How it works
Scout’s dictionary uses two layers working together:Layer 1: Speech engine hints
Layer 1: Speech engine hints
Your top dictionary entries are sent as hints to the speech engine before you start dictating. This helps the engine recognize your custom words during transcription — it’s more likely to hear “Kubernetes” if it knows you use that word.
Layer 2: Fuzzy matching
Layer 2: Fuzzy matching
After transcription, Scout runs a second pass on your machine. It compares words in the transcript against your entire dictionary.

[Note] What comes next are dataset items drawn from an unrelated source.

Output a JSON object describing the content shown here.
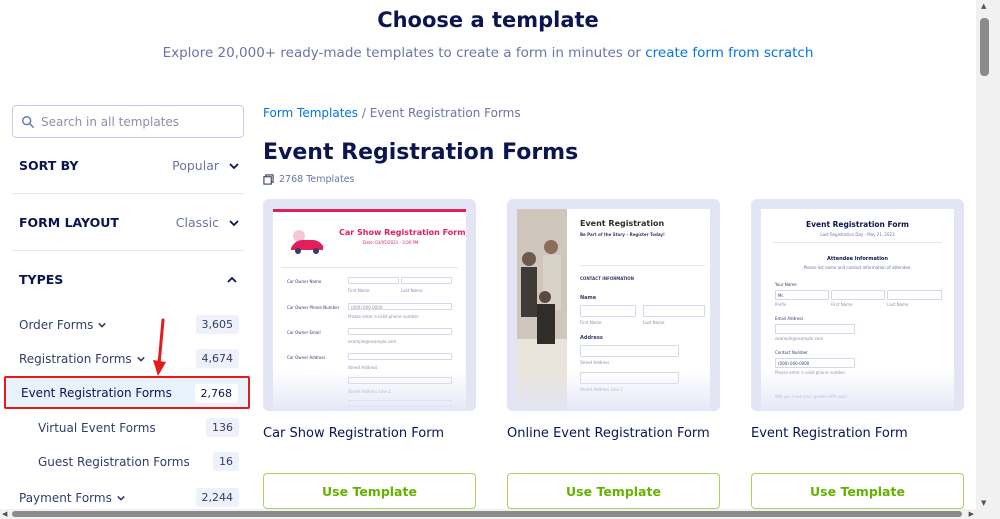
{
  "header": {
    "title": "Choose a template",
    "subtitle_prefix": "Explore 20,000+ ready-made templates to create a form in minutes or",
    "subtitle_link": "create form from scratch"
  },
  "sidebar": {
    "search_placeholder": "Search in all templates",
    "sort_by": {
      "label": "SORT BY",
      "value": "Popular"
    },
    "form_layout": {
      "label": "FORM LAYOUT",
      "value": "Classic"
    },
    "types_label": "TYPES",
    "types": [
      {
        "label": "Order Forms",
        "count": "3,605"
      },
      {
        "label": "Registration Forms",
        "count": "4,674"
      },
      {
        "label": "Event Registration Forms",
        "count": "2,768"
      },
      {
        "label": "Virtual Event Forms",
        "count": "136"
      },
      {
        "label": "Guest Registration Forms",
        "count": "16"
      },
      {
        "label": "Payment Forms",
        "count": "2,244"
      }
    ]
  },
  "main": {
    "breadcrumb": {
      "root": "Form Templates",
      "separator": "/",
      "current": "Event Registration Forms"
    },
    "title": "Event Registration Forms",
    "template_count": "2768 Templates",
    "cards": [
      {
        "name": "Car Show Registration Form",
        "button": "Use Template",
        "preview": {
          "title": "Car Show Registration Form",
          "date": "Date: 03/05/2021 - 3:00 PM",
          "fields": [
            "Car Owner Name",
            "Car Owner Phone Number",
            "Car Owner Email",
            "Car Owner Address"
          ],
          "sub": [
            "First Name",
            "Last Name",
            "(000) 000-0000",
            "Please enter a valid phone number.",
            "example@example.com",
            "Street Address",
            "Street Address Line 2"
          ]
        }
      },
      {
        "name": "Online Event Registration Form",
        "button": "Use Template",
        "preview": {
          "title": "Event Registration",
          "tagline": "Be Part of the Story – Register Today!",
          "section": "CONTACT INFORMATION",
          "fields": [
            "Name",
            "Address"
          ],
          "sub": [
            "First Name",
            "Last Name",
            "Street Address",
            "Street Address Line 2"
          ]
        }
      },
      {
        "name": "Event Registration Form",
        "button": "Use Template",
        "preview": {
          "title": "Event Registration Form",
          "date": "Last Registration Day - May 21, 2023",
          "section": "Attendee Information",
          "section_note": "Please list name and contact information of attendee.",
          "fields": [
            "Your Name",
            "Email Address",
            "Contact Number"
          ],
          "sub": [
            "Mr.",
            "Prefix",
            "First Name",
            "Last Name",
            "example@example.com",
            "(000) 000-0000",
            "Please enter a valid phone number.",
            "Will you have your guests with you?"
          ]
        }
      }
    ]
  },
  "colors": {
    "brand_blue": "#0075e3",
    "navy": "#0a1551",
    "green": "#64b200",
    "highlight_red": "#e31b1b",
    "car_pink": "#e21f5d"
  },
  "icons": [
    "search-icon",
    "chevron-down-icon",
    "chevron-up-icon",
    "template-count-icon",
    "red-arrow-icon"
  ]
}
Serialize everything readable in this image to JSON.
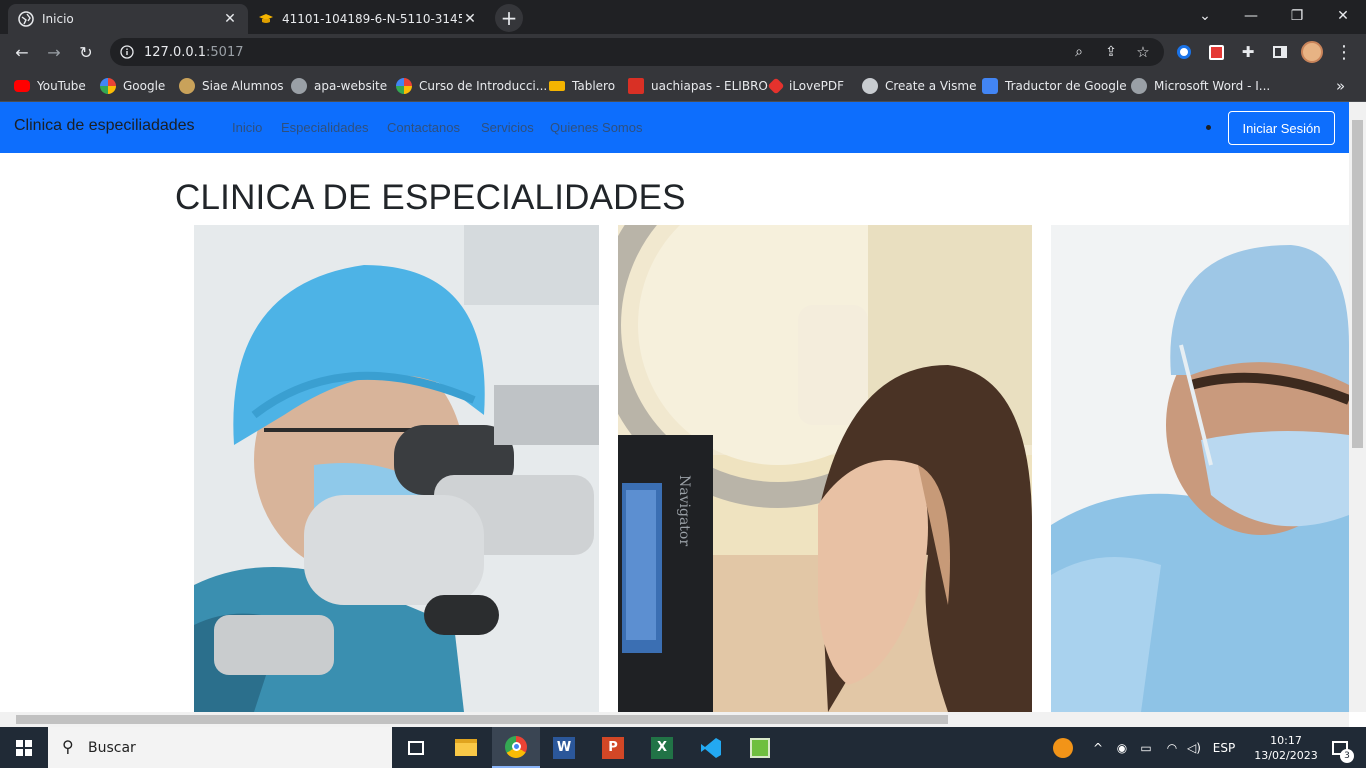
{
  "browser": {
    "tabs": [
      {
        "title": "Inicio",
        "active": true
      },
      {
        "title": "41101-104189-6-N-5110-31452",
        "active": false
      }
    ],
    "url_host": "127.0.0.1",
    "url_port": ":5017",
    "new_tab": "+",
    "bookmarks": [
      "YouTube",
      "Google",
      "Siae Alumnos",
      "apa-website",
      "Curso de Introducci...",
      "Tablero",
      "uachiapas - ELIBRO",
      "iLovePDF",
      "Create a Visme",
      "Traductor de Google",
      "Microsoft Word - I..."
    ],
    "bookmarks_more": "»"
  },
  "site": {
    "brand": "Clinica de especiliadades",
    "nav": [
      "Inicio",
      "Especialidades",
      "Contactanos",
      "Servicios",
      "Quienes Somos"
    ],
    "login": "Iniciar Sesión",
    "heading": "CLINICA DE ESPECIALIDADES",
    "monitor_text": "Navigator"
  },
  "taskbar": {
    "search_placeholder": "Buscar",
    "language": "ESP",
    "time": "10:17",
    "date": "13/02/2023",
    "notifications": "3"
  }
}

If a word is close enough to a dictionary entry, it’s automatically replaced.The matching is lenient enough to catch common transcription errors (like “post gress” → “PostgreSQL”) but strict enough to avoid false corrections on unrelated words.
Adding words
- Open Settings → Dictionary
- Click Add word
- Type the correct spelling of the word (this is what Scout will output)
- Save
Examples
| Speech engine hears | Dictionary entry | Scout outputs |
|---|---|---|
| ”kubernetes” | Kubernetes | Kubernetes |
| ”react js” | ReactJS | ReactJS |
| ”john smith” | John Smith | John Smith |
| ”post gress” | PostgreSQL | PostgreSQL |
How matching works in detail
- Longest match first — Scout tries multi-word matches before single-word matches, so “Scout Voice” matches before just “Scout.”
- Multi-word entries — Dictionary entries with spaces can match across word boundaries in the transcript.
- Trailing punctuation preserved — If the original word had a trailing period or comma, it’s kept after replacement.
- Unlimited entries — Add as many words as you need. There’s no limit on dictionary size.